他今日猎到一只野鸡,那鸡尾的翎羽又长又艳,挂在马脖子上,在风里晃晃悠悠,像特意插在他马头前面的一面小彩旗。
若换了旁人,怕要拎起来满场显摆几圈。
陈凤举却没有。
他很知道规矩,知道今日是天子秋猎,也知道自己不是将门子弟,能有个位置已经是体面。
于是,他愈发低调,牵着马一直在一旁。自己一身湿透也没有特别在意。
李未央站在灶台旁,正看那些湿淋淋的青年们一个接一个地翻下马。
她眼睛尖,只一瞬便发现李丹华正盯着人群中某人,那双平日里被笑挤得弯弯的眼睛,此刻竟亮得有些发直。
她凑过去,用胳膊肘轻轻碰她:“阿姐,你看的是谁?”
李丹华倒是极大方,眼睛还落在远处那人身上,嘴里已经回了:“薛建树。我很心仪他。”
薛建树,薛大将军的嫡次子,比李丹华还小一岁。
李未央听过这名字,只是一直对不上人。
薛建树今日穿了身玄色翻领骑装,腰束革带,脚蹬乌皮靴,肩上还挂着一只刚解下来的牛皮箭囊。
一张脸生得极英挺,眉眼浓而正,到底是将门养出来的,周身自有一股挺括劲儿。
薛建树也朝这边望了过来。
他先是看见李未央,愣了一下,大约没想到灶台旁会站着张生面孔,便朝她笑了一下。
那笑来得快,也很灿烂。
可偏偏就在他往前迈步的时候,脚下忽然一滑,踩中了一截断枝,不知是风刮断的还是雨打落的,正横在湿泥里,被他靴底一踏,整个人便失了重心,往旁边歪去。
崔朝歌正站在他斜前方,眼疾手快,一把擒住了他的胳膊,硬是把人拉住了。
皇帝李隆基听到了动静回头看了一眼,便笑道:“建树,你倒手快,竟还猎了只野鸡回来。好,好得很。”
薛建树耳根微红,忙借着崔朝歌的力站直,又迅速挣开他的手,整了整被雨黏在身上的衣襟,转身朝皇帝躬身,姿态谦恭得挑不出一丝错:“陛下谬赞,臣不过运气好。若非这片林子里猎物多,臣也未必遇得上。”
“你这就是过谦了。

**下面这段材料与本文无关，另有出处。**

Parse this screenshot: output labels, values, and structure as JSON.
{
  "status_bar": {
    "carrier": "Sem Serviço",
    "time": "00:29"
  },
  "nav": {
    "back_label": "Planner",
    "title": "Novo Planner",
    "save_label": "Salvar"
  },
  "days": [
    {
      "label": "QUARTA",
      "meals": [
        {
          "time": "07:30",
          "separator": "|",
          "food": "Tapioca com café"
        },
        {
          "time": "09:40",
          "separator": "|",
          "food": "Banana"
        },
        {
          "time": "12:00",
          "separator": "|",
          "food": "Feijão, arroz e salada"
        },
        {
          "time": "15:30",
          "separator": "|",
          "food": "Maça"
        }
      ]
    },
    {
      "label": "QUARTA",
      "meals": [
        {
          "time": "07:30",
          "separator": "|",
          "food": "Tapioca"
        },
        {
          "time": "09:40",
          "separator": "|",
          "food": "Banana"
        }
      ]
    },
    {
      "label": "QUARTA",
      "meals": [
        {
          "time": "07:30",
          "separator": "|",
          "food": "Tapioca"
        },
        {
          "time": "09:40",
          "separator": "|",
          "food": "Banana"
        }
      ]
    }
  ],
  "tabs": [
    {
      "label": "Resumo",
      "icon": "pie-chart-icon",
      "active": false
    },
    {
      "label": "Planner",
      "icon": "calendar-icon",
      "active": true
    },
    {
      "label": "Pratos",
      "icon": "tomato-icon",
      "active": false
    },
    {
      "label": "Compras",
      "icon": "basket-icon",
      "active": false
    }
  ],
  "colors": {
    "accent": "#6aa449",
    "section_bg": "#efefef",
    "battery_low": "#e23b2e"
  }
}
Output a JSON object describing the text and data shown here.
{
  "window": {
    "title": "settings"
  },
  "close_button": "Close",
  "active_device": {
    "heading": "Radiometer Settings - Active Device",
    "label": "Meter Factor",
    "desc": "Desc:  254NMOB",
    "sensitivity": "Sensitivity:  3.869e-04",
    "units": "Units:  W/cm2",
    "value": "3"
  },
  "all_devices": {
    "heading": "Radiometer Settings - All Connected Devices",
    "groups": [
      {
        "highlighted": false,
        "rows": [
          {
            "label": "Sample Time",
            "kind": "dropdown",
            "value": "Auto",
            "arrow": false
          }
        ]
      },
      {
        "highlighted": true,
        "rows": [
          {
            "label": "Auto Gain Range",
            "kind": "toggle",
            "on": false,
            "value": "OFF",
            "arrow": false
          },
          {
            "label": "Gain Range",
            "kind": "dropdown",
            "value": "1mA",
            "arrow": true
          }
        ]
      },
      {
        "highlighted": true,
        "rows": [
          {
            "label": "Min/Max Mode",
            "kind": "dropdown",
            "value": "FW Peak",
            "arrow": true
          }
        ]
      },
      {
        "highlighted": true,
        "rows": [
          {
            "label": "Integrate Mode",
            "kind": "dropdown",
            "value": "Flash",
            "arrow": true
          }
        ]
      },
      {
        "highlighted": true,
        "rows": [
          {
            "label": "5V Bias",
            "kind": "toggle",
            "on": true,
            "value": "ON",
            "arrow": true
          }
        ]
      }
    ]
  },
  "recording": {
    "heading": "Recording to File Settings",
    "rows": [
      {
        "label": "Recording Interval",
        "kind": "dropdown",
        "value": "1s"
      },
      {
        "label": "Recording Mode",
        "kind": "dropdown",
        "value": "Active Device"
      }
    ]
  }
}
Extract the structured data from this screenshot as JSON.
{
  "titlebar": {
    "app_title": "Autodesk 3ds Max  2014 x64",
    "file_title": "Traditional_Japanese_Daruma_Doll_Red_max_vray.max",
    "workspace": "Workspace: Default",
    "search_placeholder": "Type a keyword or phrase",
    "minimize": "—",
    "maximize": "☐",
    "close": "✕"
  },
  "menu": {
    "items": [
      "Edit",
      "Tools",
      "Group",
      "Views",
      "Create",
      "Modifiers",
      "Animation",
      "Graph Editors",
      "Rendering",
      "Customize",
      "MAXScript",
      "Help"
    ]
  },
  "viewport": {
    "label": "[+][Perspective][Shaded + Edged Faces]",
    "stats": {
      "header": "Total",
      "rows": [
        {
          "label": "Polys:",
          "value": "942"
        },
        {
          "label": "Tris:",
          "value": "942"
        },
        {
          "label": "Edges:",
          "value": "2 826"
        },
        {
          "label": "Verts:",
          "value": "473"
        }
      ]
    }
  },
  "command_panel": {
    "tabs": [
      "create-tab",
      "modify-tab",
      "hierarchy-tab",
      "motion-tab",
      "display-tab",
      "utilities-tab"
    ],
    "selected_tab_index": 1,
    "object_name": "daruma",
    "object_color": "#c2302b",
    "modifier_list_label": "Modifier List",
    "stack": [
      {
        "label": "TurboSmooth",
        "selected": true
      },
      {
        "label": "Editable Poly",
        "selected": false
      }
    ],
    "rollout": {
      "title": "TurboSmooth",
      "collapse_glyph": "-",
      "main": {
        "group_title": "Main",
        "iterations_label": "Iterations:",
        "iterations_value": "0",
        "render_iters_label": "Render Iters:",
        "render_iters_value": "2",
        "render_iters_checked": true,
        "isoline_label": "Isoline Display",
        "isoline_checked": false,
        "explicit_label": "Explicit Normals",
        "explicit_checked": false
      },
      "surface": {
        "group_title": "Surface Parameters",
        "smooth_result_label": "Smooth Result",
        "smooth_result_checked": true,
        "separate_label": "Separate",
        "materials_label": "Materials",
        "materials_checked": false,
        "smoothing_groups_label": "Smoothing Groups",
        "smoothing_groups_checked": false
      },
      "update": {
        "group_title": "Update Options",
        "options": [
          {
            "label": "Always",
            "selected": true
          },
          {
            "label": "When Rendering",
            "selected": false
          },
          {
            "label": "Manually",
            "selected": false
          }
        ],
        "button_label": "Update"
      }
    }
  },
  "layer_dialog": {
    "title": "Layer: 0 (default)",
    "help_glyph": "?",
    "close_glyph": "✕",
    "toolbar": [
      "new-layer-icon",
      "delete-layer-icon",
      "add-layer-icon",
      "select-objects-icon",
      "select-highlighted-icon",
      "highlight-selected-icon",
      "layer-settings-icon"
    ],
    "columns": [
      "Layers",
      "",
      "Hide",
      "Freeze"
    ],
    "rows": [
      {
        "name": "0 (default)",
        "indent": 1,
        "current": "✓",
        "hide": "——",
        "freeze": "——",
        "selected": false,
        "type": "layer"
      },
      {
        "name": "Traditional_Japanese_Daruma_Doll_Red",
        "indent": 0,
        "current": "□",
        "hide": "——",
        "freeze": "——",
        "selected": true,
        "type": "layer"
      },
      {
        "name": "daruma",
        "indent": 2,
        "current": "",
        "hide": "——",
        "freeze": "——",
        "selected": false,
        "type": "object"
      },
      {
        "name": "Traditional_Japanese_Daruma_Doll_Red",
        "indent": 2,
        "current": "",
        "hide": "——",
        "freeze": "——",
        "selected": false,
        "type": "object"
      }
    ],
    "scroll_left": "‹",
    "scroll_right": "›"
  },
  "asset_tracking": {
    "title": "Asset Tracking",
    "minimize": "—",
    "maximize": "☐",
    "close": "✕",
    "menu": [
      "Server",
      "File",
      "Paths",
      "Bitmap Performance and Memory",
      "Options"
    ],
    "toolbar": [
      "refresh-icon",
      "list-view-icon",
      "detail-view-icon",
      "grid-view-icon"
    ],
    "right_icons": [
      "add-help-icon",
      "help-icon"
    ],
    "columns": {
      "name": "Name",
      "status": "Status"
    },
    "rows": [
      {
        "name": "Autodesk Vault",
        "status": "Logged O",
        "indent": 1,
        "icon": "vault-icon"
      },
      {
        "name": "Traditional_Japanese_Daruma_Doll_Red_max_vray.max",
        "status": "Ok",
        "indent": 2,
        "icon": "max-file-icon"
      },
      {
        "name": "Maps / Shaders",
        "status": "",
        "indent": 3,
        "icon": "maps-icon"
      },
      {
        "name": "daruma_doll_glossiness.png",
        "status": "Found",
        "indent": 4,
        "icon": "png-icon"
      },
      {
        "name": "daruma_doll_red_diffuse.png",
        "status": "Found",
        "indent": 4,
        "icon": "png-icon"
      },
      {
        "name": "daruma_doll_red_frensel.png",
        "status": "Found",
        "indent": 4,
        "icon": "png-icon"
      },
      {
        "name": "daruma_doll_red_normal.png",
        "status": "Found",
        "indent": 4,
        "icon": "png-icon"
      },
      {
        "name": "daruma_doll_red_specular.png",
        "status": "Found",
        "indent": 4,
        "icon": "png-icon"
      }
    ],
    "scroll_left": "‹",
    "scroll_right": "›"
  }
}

”皇帝李隆基从高力士手中接过一块刚拧过的热帕子,随意擦了两把后颈,笑得更加和煦,“这么多人进去,也就你和陈凤举猎着了东西,再加上崔朝歌那只野鸡。你是头一遭在朕跟前打猎,便有这成色,不易了。”
薛建树仍躬着身:“陛下说的是。崔将军的箭术才叫真正厉害。臣不过野趣罢了。”
“都有赏。”皇帝李隆基转脸对高力士又道:“给建树也端一碗热糖水。年纪再轻,也不能仗着体健不防寒气。”
高力士正半跪在他身旁替他打理那顶黄金发冠。
那是尚衣局专为今日秋猎给皇帝备下的,赤金打底,嵌着细碎的青金石与红玛瑙,髻顶一簇极小的金羽,簇新簇新的,被雨泡过后更要小心擦拭。
他听了吩咐,也不敢停手,只抬眼朝李丹华那边使了个眼色。
李丹华立刻会意,弯腰去拎那只大铜壶。手掌刚握住提梁,她便知道不对,因为太轻了。她掀开壶盖往里一看,壶底只剩一层薄薄的糖水,连碗底都铺不满。